同ネットワーク主催の共同研修が2016年11月16日、キャンパスプラザ京都で開かれました。その概要をご報告します。

再生可能エネルギーの地域経済効果を評価
地域で化石エネルギーを使えば、対価としてお金が地域の外へ出ていくことになります。これに対して、自然エネルギーは貨幣の流出を止め、お金を地域で循環させることにつながります。立命館大学経営学部ラウパッハ・スミヤ ヨーク教授は、自然エネルギーが地域にもたらす経済効果を産業連鎖(Value Chain Analysis)を用いた分析方法で評価しました。
ケース1 鳥取県北栄町
FIT誕生前の2005年に風力発電所9基1,500kWを設置。投資金額28億円(補助金7.9億円含む)、運転維持費24億円に対して、20年間の電気代売上げ予想74億円、地域創出付加価値は25億円と算出されました。

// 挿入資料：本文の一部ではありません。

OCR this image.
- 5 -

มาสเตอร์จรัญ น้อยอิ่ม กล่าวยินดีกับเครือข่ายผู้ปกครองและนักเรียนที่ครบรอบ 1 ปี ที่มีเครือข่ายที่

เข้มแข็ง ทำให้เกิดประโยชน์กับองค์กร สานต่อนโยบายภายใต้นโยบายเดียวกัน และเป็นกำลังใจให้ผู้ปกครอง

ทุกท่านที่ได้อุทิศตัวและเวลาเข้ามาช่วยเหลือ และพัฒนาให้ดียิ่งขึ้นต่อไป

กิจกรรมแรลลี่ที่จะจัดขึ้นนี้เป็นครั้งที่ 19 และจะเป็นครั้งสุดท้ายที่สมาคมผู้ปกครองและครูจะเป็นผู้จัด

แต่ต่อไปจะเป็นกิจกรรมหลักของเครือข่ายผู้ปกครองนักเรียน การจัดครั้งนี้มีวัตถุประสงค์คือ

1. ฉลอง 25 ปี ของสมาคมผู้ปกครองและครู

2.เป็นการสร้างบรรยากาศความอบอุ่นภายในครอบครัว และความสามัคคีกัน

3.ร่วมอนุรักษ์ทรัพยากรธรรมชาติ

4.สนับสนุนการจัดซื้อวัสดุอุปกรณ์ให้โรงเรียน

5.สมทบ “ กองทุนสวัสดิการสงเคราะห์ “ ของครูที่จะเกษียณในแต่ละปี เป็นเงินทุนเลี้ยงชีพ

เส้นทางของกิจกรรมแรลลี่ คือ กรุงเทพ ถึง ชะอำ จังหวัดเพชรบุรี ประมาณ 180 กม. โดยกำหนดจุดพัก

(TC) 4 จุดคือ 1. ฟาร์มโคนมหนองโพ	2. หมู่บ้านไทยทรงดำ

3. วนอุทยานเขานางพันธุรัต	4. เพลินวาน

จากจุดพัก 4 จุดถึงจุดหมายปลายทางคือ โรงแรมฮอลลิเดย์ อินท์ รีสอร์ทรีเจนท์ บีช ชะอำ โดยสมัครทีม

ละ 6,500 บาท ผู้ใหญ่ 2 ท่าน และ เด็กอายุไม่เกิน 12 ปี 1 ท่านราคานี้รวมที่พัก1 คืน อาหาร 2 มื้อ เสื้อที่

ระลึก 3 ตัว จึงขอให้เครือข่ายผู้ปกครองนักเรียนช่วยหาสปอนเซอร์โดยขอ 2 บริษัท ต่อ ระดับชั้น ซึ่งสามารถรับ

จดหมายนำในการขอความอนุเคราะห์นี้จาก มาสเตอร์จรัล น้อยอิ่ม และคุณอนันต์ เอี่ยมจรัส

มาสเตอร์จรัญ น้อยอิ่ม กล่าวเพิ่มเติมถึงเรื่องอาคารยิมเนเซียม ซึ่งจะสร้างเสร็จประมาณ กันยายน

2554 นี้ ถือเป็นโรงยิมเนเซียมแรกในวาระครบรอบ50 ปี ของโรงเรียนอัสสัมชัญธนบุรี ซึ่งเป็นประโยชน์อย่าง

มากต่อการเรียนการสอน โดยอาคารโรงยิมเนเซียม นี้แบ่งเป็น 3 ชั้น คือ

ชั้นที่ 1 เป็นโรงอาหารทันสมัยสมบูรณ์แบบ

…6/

1年当たり1億2,500万円の付加価値は、住民が1年に支払う電気代の3分の1に相当します。
ケース2 長野県
2034年までの経済効果を2000〜2015年の導入実績約1GW(93%太陽光、4%小水力、3%木質バイオマス)。算出した投資金額は約3,600億円、補助金51億円、運転維持費約1,500億円、電気代売上げ予想は約6,300億円。
約2,200億円の地域付加価値が創出され、運転維持のため460人の安定した雇用が生まれます。約51億円の補助金が返済されるばかりか、約740億円の地方税が納められ、地元企業には約550億円の利益が生まれることになります。
質疑の中では、ドイツの電力公社ははじめから送電網を所有しているなど、日本の自治体とは事情が違うことの説明もありました。

トランスフォーメーションの時が来た
国立環境研究所地球環境研究センターの江守正多気候変動リスク評価研究室長は、気温上昇のグラフ、気温変化のシミュレーション(もし対策をしなければ、2030年には1.5°C、2050年には2.0°Cを超える)、気候変動のリスク評価(コストだけを考えれば2.5°C上昇を目指すのが少なくて済むが、ティッピング(ある温度を超えると地球規模で急激な異変)を起こしてしまう)等々をまず説明。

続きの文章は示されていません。